Danü: … bietet aber wirklich gar keine Reize. Wir fahren jetzt seit drei Stunden geradeaus, und links ist genauso viel oder genauso wenig wie rechts. Felder mit Kühen darauf. Das Spektakulärste waren bisher die drei Autos an der Tankstelle eben. Sie standen nebeneinander an den Zapfsäulen, und alle hatten die Motorhaube oben. So standen sie 15 Minuten lang, und CW kam nicht dran zum Tanken. Dann wurden sie nacheinander mit weiter geöffneter Motorhaube auf den Parkplatz gefahren.

Reisebericht 2

CW: Als wir einmal gemeinsam durch Mecklenburg-Vorpommern fuhren, hat mir Danü erzählt, dass er schier wahnsinnig werde, weil er überall den Horizont sehe. In der Schweiz gebe es keinen Horizont. Nur Berge. Ich glaube, ich muss ihm jetzt was bieten.

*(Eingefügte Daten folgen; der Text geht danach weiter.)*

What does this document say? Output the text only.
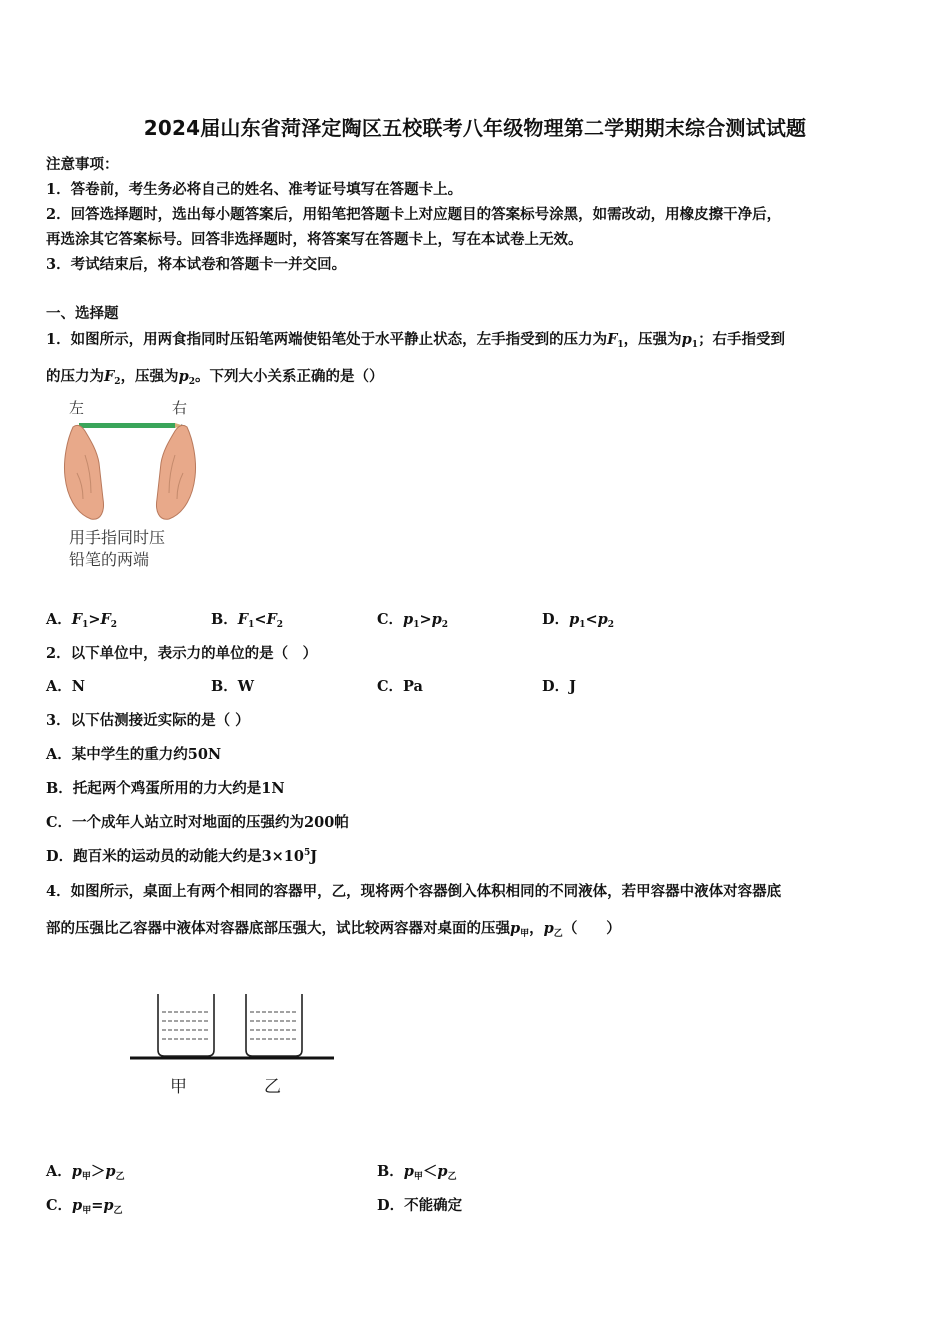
2024届山东省菏泽定陶区五校联考八年级物理第二学期期末综合测试试题
注意事项：
1．答卷前，考生务必将自己的姓名、准考证号填写在答题卡上。
2．回答选择题时，选出每小题答案后，用铅笔把答题卡上对应题目的答案标号涂黑，如需改动，用橡皮擦干净后，
再选涂其它答案标号。回答非选择题时，将答案写在答题卡上，写在本试卷上无效。
3．考试结束后，将本试卷和答题卡一并交回。
一、选择题
1．如图所示，用两食指同时压铅笔两端使铅笔处于水平静止状态，左手指受到的压力为$F_1$，压强为$p_1$；右手指受到
的压力为$F_2$，压强为$p_2$。下列大小关系正确的是（）
左	右
用手指同时压
铅笔的两端
A．$F_1>F_2$	B．$F_1<F_2$	C．$p_1>p_2$	D．$p_1<p_2$
2．以下单位中，表示力的单位的是（　）
A．N	B．W	C．Pa	D．J
3．以下估测接近实际的是（ ）
A．某中学生的重力约50N
B．托起两个鸡蛋所用的力大约是1N
C．一个成年人站立时对地面的压强约为200帕
D．跑百米的运动员的动能大约是$3\times 10^5J$
4．如图所示，桌面上有两个相同的容器甲，乙，现将两个容器倒入体积相同的不同液体，若甲容器中液体对容器底
部的压强比乙容器中液体对容器底部压强大，试比较两容器对桌面的压强$p_甲$，$p_乙$（　　）
甲	乙
A．$p_甲>p_乙$	B．$p_甲<p_乙$
C．$p_甲=p_乙$	D．不能确定
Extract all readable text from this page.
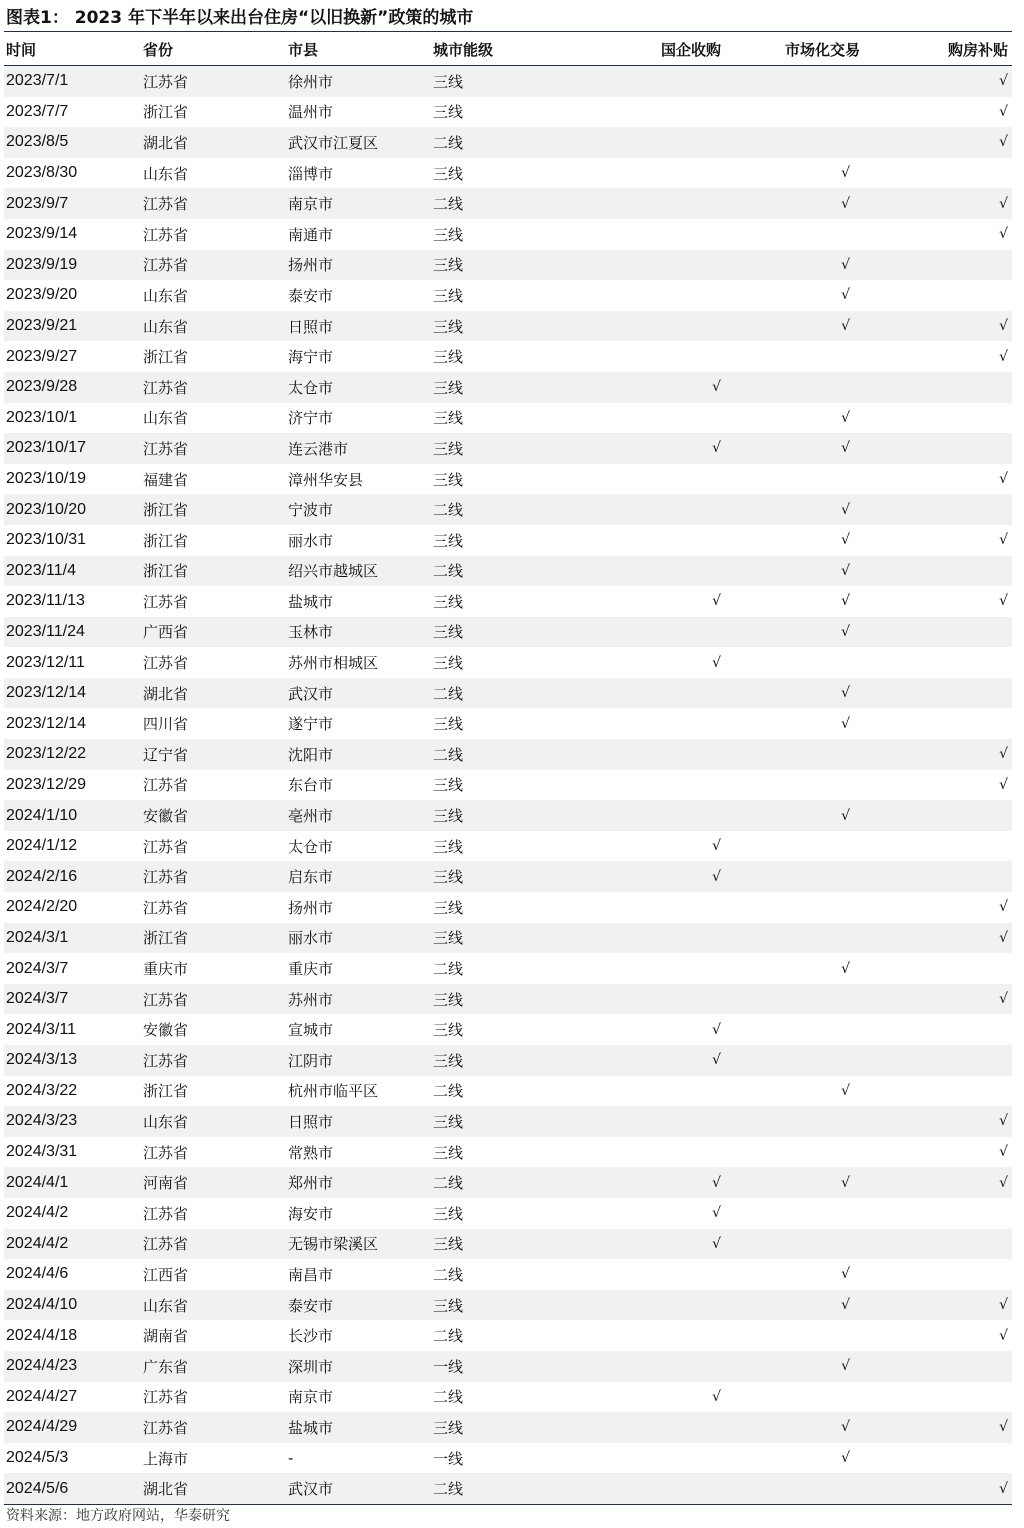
图表1： 2023 年下半年以来出台住房“以旧换新”政策的城市
时间	省份	市县	城市能级	国企收购	市场化交易	购房补贴
2023/7/1	江苏省	徐州市	三线			√
2023/7/7	浙江省	温州市	三线			√
2023/8/5	湖北省	武汉市江夏区	二线			√
2023/8/30	山东省	淄博市	三线		√	
2023/9/7	江苏省	南京市	二线		√	√
2023/9/14	江苏省	南通市	三线			√
2023/9/19	江苏省	扬州市	三线		√	
2023/9/20	山东省	泰安市	三线		√	
2023/9/21	山东省	日照市	三线		√	√
2023/9/27	浙江省	海宁市	三线			√
2023/9/28	江苏省	太仓市	三线	√		
2023/10/1	山东省	济宁市	三线		√	
2023/10/17	江苏省	连云港市	三线	√	√	
2023/10/19	福建省	漳州华安县	三线			√
2023/10/20	浙江省	宁波市	二线		√	
2023/10/31	浙江省	丽水市	三线		√	√
2023/11/4	浙江省	绍兴市越城区	二线		√	
2023/11/13	江苏省	盐城市	三线	√	√	√
2023/11/24	广西省	玉林市	三线		√	
2023/12/11	江苏省	苏州市相城区	三线	√		
2023/12/14	湖北省	武汉市	二线		√	
2023/12/14	四川省	遂宁市	三线		√	
2023/12/22	辽宁省	沈阳市	二线			√
2023/12/29	江苏省	东台市	三线			√
2024/1/10	安徽省	亳州市	三线		√	
2024/1/12	江苏省	太仓市	三线	√		
2024/2/16	江苏省	启东市	三线	√		
2024/2/20	江苏省	扬州市	三线			√
2024/3/1	浙江省	丽水市	三线			√
2024/3/7	重庆市	重庆市	二线		√	
2024/3/7	江苏省	苏州市	三线			√
2024/3/11	安徽省	宣城市	三线	√		
2024/3/13	江苏省	江阴市	三线	√		
2024/3/22	浙江省	杭州市临平区	二线		√	
2024/3/23	山东省	日照市	三线			√
2024/3/31	江苏省	常熟市	三线			√
2024/4/1	河南省	郑州市	二线	√	√	√
2024/4/2	江苏省	海安市	三线	√		
2024/4/2	江苏省	无锡市梁溪区	三线	√		
2024/4/6	江西省	南昌市	二线		√	
2024/4/10	山东省	泰安市	三线		√	√
2024/4/18	湖南省	长沙市	二线			√
2024/4/23	广东省	深圳市	一线		√	
2024/4/27	江苏省	南京市	二线	√		
2024/4/29	江苏省	盐城市	三线		√	√
2024/5/3	上海市	-	一线		√	
2024/5/6	湖北省	武汉市	二线			√
资料来源：地方政府网站，华泰研究
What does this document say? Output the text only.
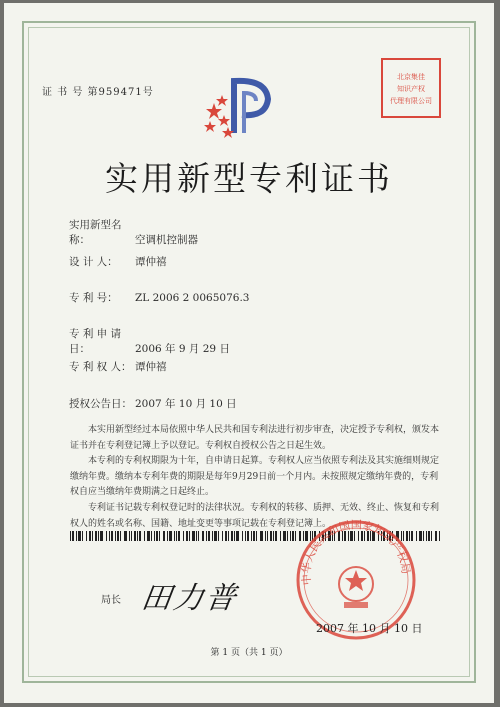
证 书 号 第959471号
北京集佳
知识产权
代理有限公司
实用新型专利证书
实用新型名称：	空调机控制器
设 计 人： 谭仲禧
专 利 号： ZL 2006 2 0065076.3
专 利 申 请 日：	2006 年 9 月 29 日
专 利 权 人： 谭仲禧
授权公告日： 2007 年 10 月 10 日
本实用新型经过本局依照中华人民共和国专利法进行初步审查，决定授予专利权，颁发本证书并在专利登记簿上予以登记。专利权自授权公告之日起生效。
本专利的专利权期限为十年，自申请日起算。专利权人应当依照专利法及其实施细则规定缴纳年费。缴纳本专利年费的期限是每年9月29日前一个月内。未按照规定缴纳年费的，专利权自应当缴纳年费期满之日起终止。
专利证书记载专利权登记时的法律状况。专利权的转移、质押、无效、终止、恢复和专利权人的姓名或名称、国籍、地址变更等事项记载在专利登记簿上。
局长 田力普
中华人民共和国国家知识产权局
2007 年 10 月 10 日
第 1 页（共 1 页）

Danü: Mal wieder eine Mautstation. Auf argentinischen Autobahnen muss man nämlich hin und wieder bezahlen. Es gibt Schranken, die sich erst öffnen, wenn man dem Schrankenwärter das Geld gegeben hat. Manchmal, so wie jetzt, treffen zu viele Autos auf zu wenige Schrankenwärter. Dann staut es sich. Es staut sich ein bisschen. Ein Stau ist es eigentlich nicht. Es stehen vor jeder Schranke fünf Autos.

CW: Aufpassen, Danü! Ich zeig dir, was Argentinien ist.

Danü: CW hupt. Er hupt wie ein Irrer. Mehrmals. Staccato. Es ist zwei Sekunden ruhig, und dann hupen ringsum mindestens zehn andere Irre. CW macht auch wieder mit. Sie hören nicht auf.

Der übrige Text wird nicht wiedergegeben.